Es gibt also schon sehr viele Angebote im frühkindlichen Bereich, die Kinder abholen und sprachliche Fähigkeiten stärken. Schwierig wird es allerdings, wenn Kinder keine Einrichtung der frühkindlichen Bildung besuchen und so mögliche Defizite nicht wahrgenommen werden. Genau deshalb ist es wichtig, dass Kinderärzte, Frühförderzentren, Logopäd*innen usw. Hand in Hand arbeiten, denn eigentlich dürfen Sprachdefizite nicht erst bei der Schuleingangsuntersuchung oder nach der Einschulung festgestellt werden.
(Franziska Müller-Rech [FDP]: Richtig! – Marcel Hafke [FDP]: Warum sagt Frau Feller das dann? Darauf haben Sie keine Antwort!)
Bei den regelmäßigen U-Untersuchungen ist – insbesondere ab der U7 – die sprachliche Entwicklung immer wieder Thema.
(Marcel Hafke [FDP]: Hat man nicht aufgeschrieben!)
Am Ende geht es auch hier nur gemeinsam und nicht gegeneinander.
Unserer Landesregierung vorzuwerfen, dass das Schulministerium und das Familienministerium nicht zusammenarbeiteten, ist ausgesprochen spannend. Man hört aus der Landschaft doch immer wieder, dass es bemerkenswert sei, wie eng Schul- und Familienministerium aktuell zusammenarbeiteten. Das sei in der vergangenen Legislatur nicht der Fall gewesen, dabei waren damals beide Ministerien in FDP-Hand, oder nicht?

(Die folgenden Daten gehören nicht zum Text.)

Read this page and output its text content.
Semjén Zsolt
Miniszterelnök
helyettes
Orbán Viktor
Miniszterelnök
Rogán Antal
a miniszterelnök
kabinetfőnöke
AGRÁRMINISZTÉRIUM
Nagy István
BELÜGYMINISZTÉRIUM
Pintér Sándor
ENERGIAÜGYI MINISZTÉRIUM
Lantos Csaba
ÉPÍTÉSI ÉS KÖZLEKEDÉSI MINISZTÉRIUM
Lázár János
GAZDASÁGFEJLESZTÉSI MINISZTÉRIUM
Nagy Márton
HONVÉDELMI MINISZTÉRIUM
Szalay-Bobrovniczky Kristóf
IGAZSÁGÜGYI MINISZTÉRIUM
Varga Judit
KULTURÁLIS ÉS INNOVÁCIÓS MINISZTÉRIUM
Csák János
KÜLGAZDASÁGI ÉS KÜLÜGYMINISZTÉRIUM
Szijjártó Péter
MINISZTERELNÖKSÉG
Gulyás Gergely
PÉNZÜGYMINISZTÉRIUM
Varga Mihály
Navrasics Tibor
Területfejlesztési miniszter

Vizepräsident Rainer Schmeltzer: Frau Kollegin, wenn ich Sie an dieser Stelle unterbrechen darf: Es besteht der Wunsch nach einer Zwischenfrage von der Kollegin Gosewinkel. Würden Sie die zulassen?
Eileen Woestmann (GRÜNE): Ja.
Vizepräsident Rainer Schmeltzer: Bitte.
Silvia Gosewinkel (SPD): Vielen Dank, Herr Präsident. – Frau Woestmann, ich habe eine Zwischenfrage. Sie sagten gerade, es müssten alle Hand in Hand arbeiten und Sie hätten sich das auch in einer Sprach-Kita vor Ort angeschaut. Haben Sie auch den Eindruck gehabt, dass es Hand in Hand funktioniert oder das von den Erziehern rückgemeldet bekommen?
Die Zusammenarbeit mit den Kinderärzten, zum Beispiel die U7a, bei der bereits der Sprachentwicklungsstand eines Zweijährigen überprüft wird … Was haben Ihnen die Erzieherinnen zurückgemeldet dazu, wie schnell ein Kind sprachlich dann weiter gefördert wird oder auch in eine logopädische Therapie überwiesen wird?
Eileen Woestmann (GRÜNE): Es ist nicht von der Hand zu weisen, dass im Land sehr große Unterschiede bestehen. Es gibt Kinderärzte und Kinderärztinnen, die sehr eng mit Kitas zusammenarbeiten und natürlich auch das Gegenbeispiel.
(Marcel Hafke [FDP]: Dürfen sie teilweise gar nicht wegen Datenschutz!)
Es ist wohl bekannt, dass es zu wenige Logopädie-Plätze gibt und dass auch da noch ein Entwicklungsbedarf vorliegt. Aber ich glaube, wenn sozialräumlich gedacht wird und auch Kinderärzt*innen mit in den sozialräumlichen Aspekt aufgenommen werden, dass dann tatsächlich eine gute Zusammenarbeit stattfindet. Zumindest habe ich das in meiner pädagogischen Arbeit so erfahren – nicht immer, aber immer wieder.
Ich freue mich auf eine konstruktive Beratung im Fachausschuss. – Herzlichen Dank.